Flesch and Galamian are the two most commonly used intermediate-to-advanced scale books for violin and viola. Now that I actually look at them (I usually just practice Galamian-style three octave scales and basic arpeggios without the books), I realized that both are more accessible in some ways and less accessible in others, so I wouldn't necessarily say Flesch is easier as I implied before. The two sometimes use different fingerings, and differ somewhat in the exercises they include. The biggest differences between the books:
* Galamian includes 2-octave scales and one-position exercises, while Flesch does not, so it can be used without having started playing three-octave scales. (This was an error on my part earlier -- I thought it was Flesch rather than Galamian that included 2-octave scales.)
* Flesch writes out everything in standard notation and organizes things by key (all the exercises placed together under each key), whereas Galamian has only note heads and organizes things by exercise (all the keys under each exercise).

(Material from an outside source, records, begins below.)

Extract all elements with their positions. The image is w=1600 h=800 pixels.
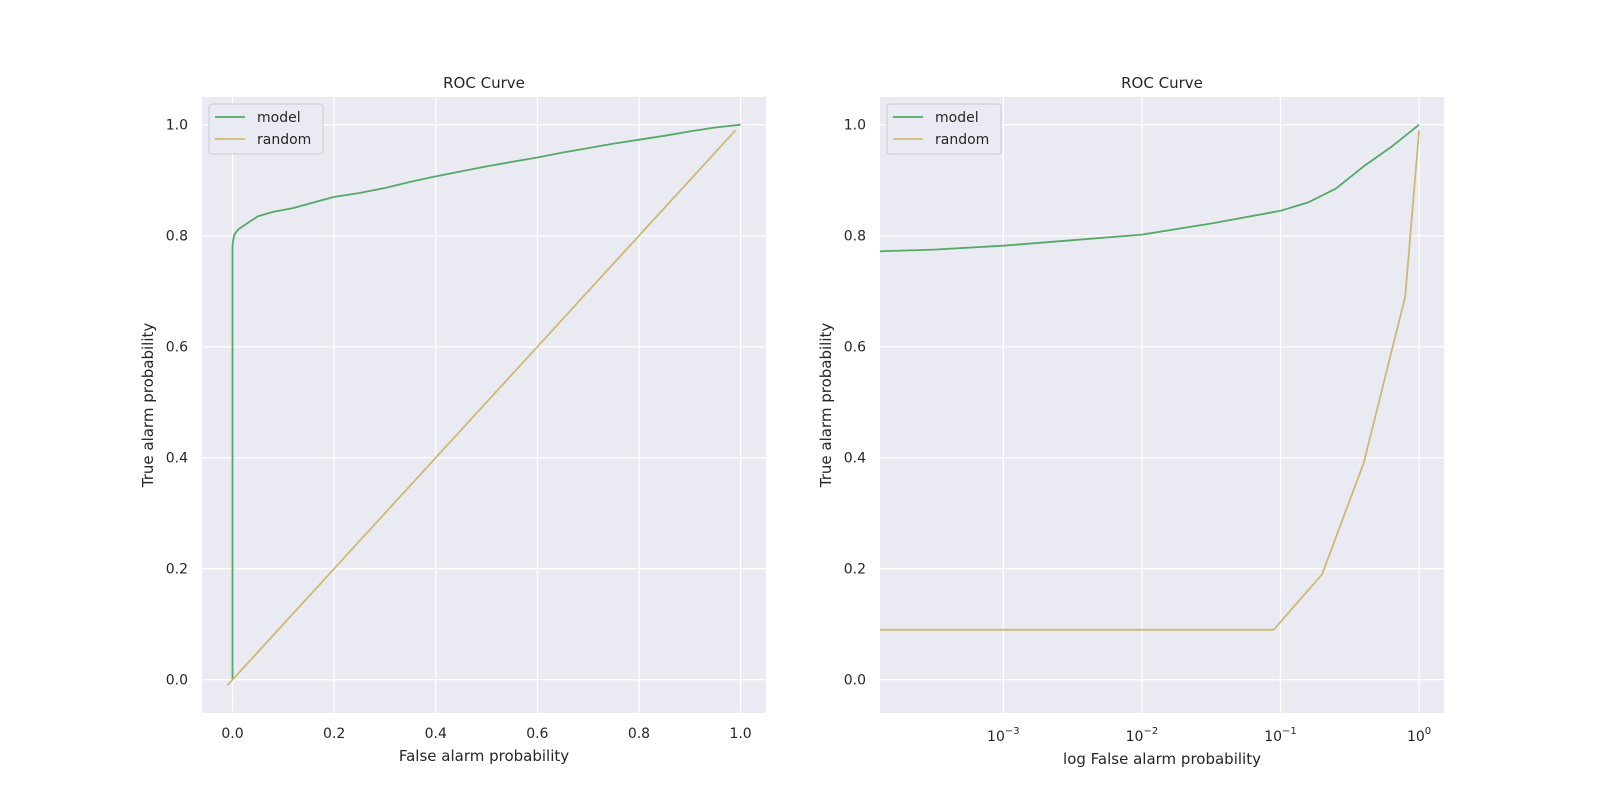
- left-legend-model-label: model: [257, 110, 301, 126]
- right-series-model-line: [879, 123, 1420, 253]
- left-x-tick-label: 1.0: [729, 726, 751, 742]
- right-y-tick-label: 0.2: [844, 562, 866, 578]
- right-y-tick-label: 0.0: [844, 673, 866, 689]
- left-ticks: 0.0 0.2 0.4 0.6 0.8 1.0 0.0 0.2 0.4 0.6 0.8 1.0: [166, 118, 752, 742]
- left-x-tick-label: 0.0: [221, 726, 243, 742]
- right-y-tick-label: 0.8: [844, 229, 866, 245]
- right-y-axis-label: True alarm probability: [817, 323, 835, 489]
- left-series-model-line: [231, 123, 741, 680]
- right-y-tick-label: 1.0: [844, 118, 866, 134]
- left-chart-title: ROC Curve: [443, 74, 525, 92]
- left-y-tick-label: 0.2: [166, 562, 188, 578]
- left-y-tick-label: 0.8: [166, 229, 188, 245]
- right-legend-model-label: model: [935, 110, 979, 126]
- left-x-tick-label: 0.8: [628, 726, 650, 742]
- chart-left: 0.0 0.2 0.4 0.6 0.8 1.0 0.0 0.2 0.4 0.6 0.8 1.0 ROC…: [139, 74, 766, 765]
- left-legend-random-label: random: [257, 132, 311, 148]
- left-grid: [202, 97, 766, 713]
- right-x-tick-label: 100: [1407, 726, 1431, 745]
- right-legend-random-label: random: [935, 132, 989, 148]
- left-x-tick-label: 0.4: [425, 726, 447, 742]
- left-legend: model random: [208, 103, 324, 155]
- right-grid: [880, 97, 1444, 713]
- left-series: [226, 123, 741, 686]
- right-series-random-line: [880, 130, 1420, 631]
- right-ticks: 10−3 10−2 10−1 100 0.0 0.2 0.4 0.6 0.8 1.0: [844, 118, 1431, 745]
- left-y-tick-label: 1.0: [166, 118, 188, 134]
- left-x-tick-label: 0.6: [526, 726, 548, 742]
- right-series: [879, 123, 1420, 631]
- right-plot-area: [880, 97, 1444, 713]
- right-chart-title: ROC Curve: [1121, 74, 1203, 92]
- left-series-random-line: [226, 129, 737, 686]
- left-y-tick-label: 0.6: [166, 340, 188, 356]
- right-x-tick-label: 10−3: [987, 726, 1020, 745]
- chart-right: 10−3 10−2 10−1 100 0.0 0.2 0.4 0.6 0.8 1.0 ROC Cu…: [817, 74, 1444, 768]
- left-x-axis-label: False alarm probability: [399, 747, 569, 765]
- right-x-tick-label: 10−1: [1264, 726, 1297, 745]
- right-x-tick-label: 10−2: [1126, 726, 1159, 745]
- left-y-axis-label: True alarm probability: [139, 323, 157, 489]
- left-y-tick-label: 0.4: [166, 451, 188, 467]
- left-y-tick-label: 0.0: [166, 673, 188, 689]
- right-y-tick-label: 0.6: [844, 340, 866, 356]
- right-x-axis-label: log False alarm probability: [1063, 750, 1261, 768]
- left-x-tick-label: 0.2: [323, 726, 345, 742]
- right-legend: model random: [886, 103, 1002, 155]
- right-y-tick-label: 0.4: [844, 451, 866, 467]
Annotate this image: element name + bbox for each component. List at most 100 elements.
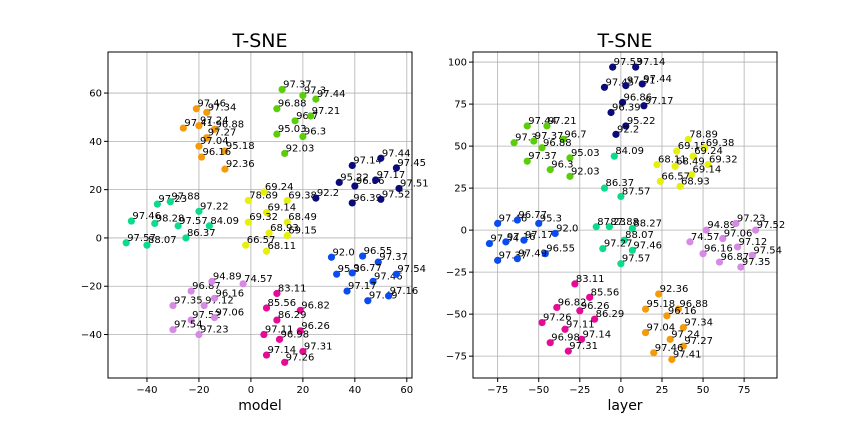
data-point [701, 144, 709, 152]
data-point-label: 97.27 [604, 239, 633, 250]
data-point [273, 316, 281, 324]
data-point-label: 92.2 [617, 124, 639, 135]
data-point [187, 316, 195, 324]
y-tick-label: 100 [448, 58, 467, 69]
data-point [494, 256, 502, 264]
data-point-label: 97.17 [645, 96, 674, 107]
data-point [151, 219, 159, 228]
axis-ticks: −40 −20 0 20 40 60 −40 −20 0 20 40 60 [81, 89, 413, 396]
data-point-label: 69.32 [709, 155, 738, 166]
data-point [704, 160, 712, 169]
layer-scatter-panel: T-SNE 97.5397.1497.4597.5197.4496.8697.1… [446, 30, 785, 414]
data-point [203, 108, 211, 116]
x-tick-label: 0 [618, 385, 624, 396]
data-point [143, 241, 151, 249]
y-tick-label: −50 [446, 310, 467, 321]
data-point-label: 94.89 [213, 271, 242, 282]
data-point-label: 97.46 [499, 213, 528, 224]
data-point [372, 176, 380, 184]
data-point-label: 96.39 [612, 102, 641, 113]
x-tick-label: 0 [248, 385, 254, 396]
data-point [122, 239, 130, 247]
data-point [541, 250, 549, 258]
data-point [622, 82, 630, 90]
data-point [307, 112, 315, 120]
data-point [127, 217, 135, 225]
data-point [591, 315, 599, 323]
data-point [632, 63, 640, 71]
data-points: 97.4697.3497.4197.2496.8897.2797.0495.18… [122, 79, 429, 366]
data-point-label: 78.89 [249, 191, 278, 202]
y-tick-label: 50 [454, 142, 467, 153]
data-point-label: 97.46 [633, 240, 662, 251]
y-tick-label: −25 [446, 268, 467, 279]
data-point [523, 122, 531, 130]
data-points: 97.5397.1497.4597.5197.4496.8697.1796.39… [485, 57, 786, 364]
data-point-label: 97.21 [548, 116, 577, 127]
y-tick-label: 40 [89, 137, 102, 148]
data-point-label: 97.26 [543, 313, 572, 324]
data-point-label: 97.37 [379, 252, 408, 263]
data-point [205, 222, 213, 230]
data-point [242, 241, 250, 249]
data-point [553, 303, 561, 312]
data-point [600, 184, 609, 192]
data-point-label: 96.82 [558, 297, 587, 308]
data-point [265, 229, 273, 237]
data-point-label: 88.27 [633, 218, 662, 229]
y-tick-label: 20 [89, 185, 102, 196]
data-point-label: 96.88 [679, 299, 708, 310]
data-point-label: 97.23 [737, 213, 766, 224]
data-point-label: 96.98 [280, 329, 309, 340]
data-point [485, 239, 494, 248]
data-point [609, 63, 617, 71]
data-point [312, 95, 320, 103]
data-point-label: 68.93 [681, 176, 710, 187]
data-point-label: 92.0 [556, 223, 578, 234]
data-point-label: 87.23 [597, 217, 626, 228]
data-point [291, 117, 299, 125]
data-point-label: 96.3 [304, 127, 326, 138]
data-point-label: 97.06 [216, 308, 245, 319]
data-point-label: 95.22 [627, 116, 656, 127]
data-point-label: 69.24 [265, 182, 294, 193]
data-point [538, 318, 546, 327]
y-tick-label: 25 [454, 184, 467, 195]
data-point-label: 97.04 [200, 136, 229, 147]
data-point [671, 162, 679, 170]
data-point [543, 122, 551, 130]
data-point-label: 95.03 [571, 148, 600, 159]
data-point-label: 84.09 [615, 146, 644, 157]
data-point-label: 95.03 [278, 124, 307, 135]
data-point [571, 280, 579, 288]
data-point-label: 97.31 [304, 341, 333, 352]
data-point-label: 97.31 [569, 341, 598, 352]
data-point-label: 86.37 [187, 228, 216, 239]
data-point [666, 335, 674, 343]
y-tick-label: 75 [454, 100, 467, 111]
data-point [502, 238, 510, 246]
data-point-label: 97.34 [684, 318, 713, 329]
data-point [600, 83, 609, 91]
data-point-label: 97.52 [757, 220, 786, 231]
data-point [179, 124, 187, 132]
data-point [655, 290, 663, 298]
data-point-label: 92.0 [332, 247, 354, 258]
data-point-label: 97.12 [739, 237, 768, 248]
data-point-label: 69.38 [288, 191, 317, 202]
data-point [617, 192, 625, 201]
y-tick-label: 0 [96, 233, 102, 244]
data-point [702, 226, 710, 234]
data-point [281, 358, 289, 366]
data-point [523, 157, 531, 165]
data-point-label: 96.88 [278, 99, 307, 110]
data-point-label: 97.3 [304, 85, 326, 96]
data-point-label: 97.46 [655, 343, 684, 354]
data-point-label: 92.36 [660, 284, 689, 295]
data-point-label: 96.77 [518, 210, 547, 221]
data-point-label: 97.52 [382, 189, 411, 200]
data-point-label: 97.37 [283, 79, 312, 90]
data-point [260, 330, 268, 339]
data-point [679, 342, 687, 350]
data-point [689, 152, 697, 160]
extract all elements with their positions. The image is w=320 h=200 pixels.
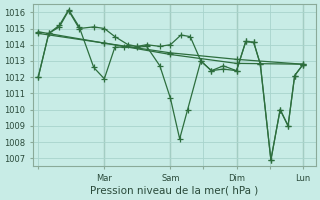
X-axis label: Pression niveau de la mer( hPa ): Pression niveau de la mer( hPa ) (90, 186, 259, 196)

This can make Galamian difficult to read when you start practicing exercises beyond just the basic scales.
* On the other hand, Galamian includes an insert with a one-stop list of bowing and rhythm variations, while Flesch just prints each scale using an example of a bowing or rhythmic variation and assumes that you or your teacher will come up with other variations to practice.
* The thing that distinguishes Galamian more than anything else is the practice of "acceleration scales" where you start with one note to a bow played very slowly, then play the same scale with two notes to a bow, and so on. In theory, this can continue until you are playing the entire scale in one bow. (Galamian adds turns to the beginning and end of scales to make the number of notes divisible by as many smaller numbers as possible, 32 notes for 2 octave scales and 48 notes for 3 octave scales.)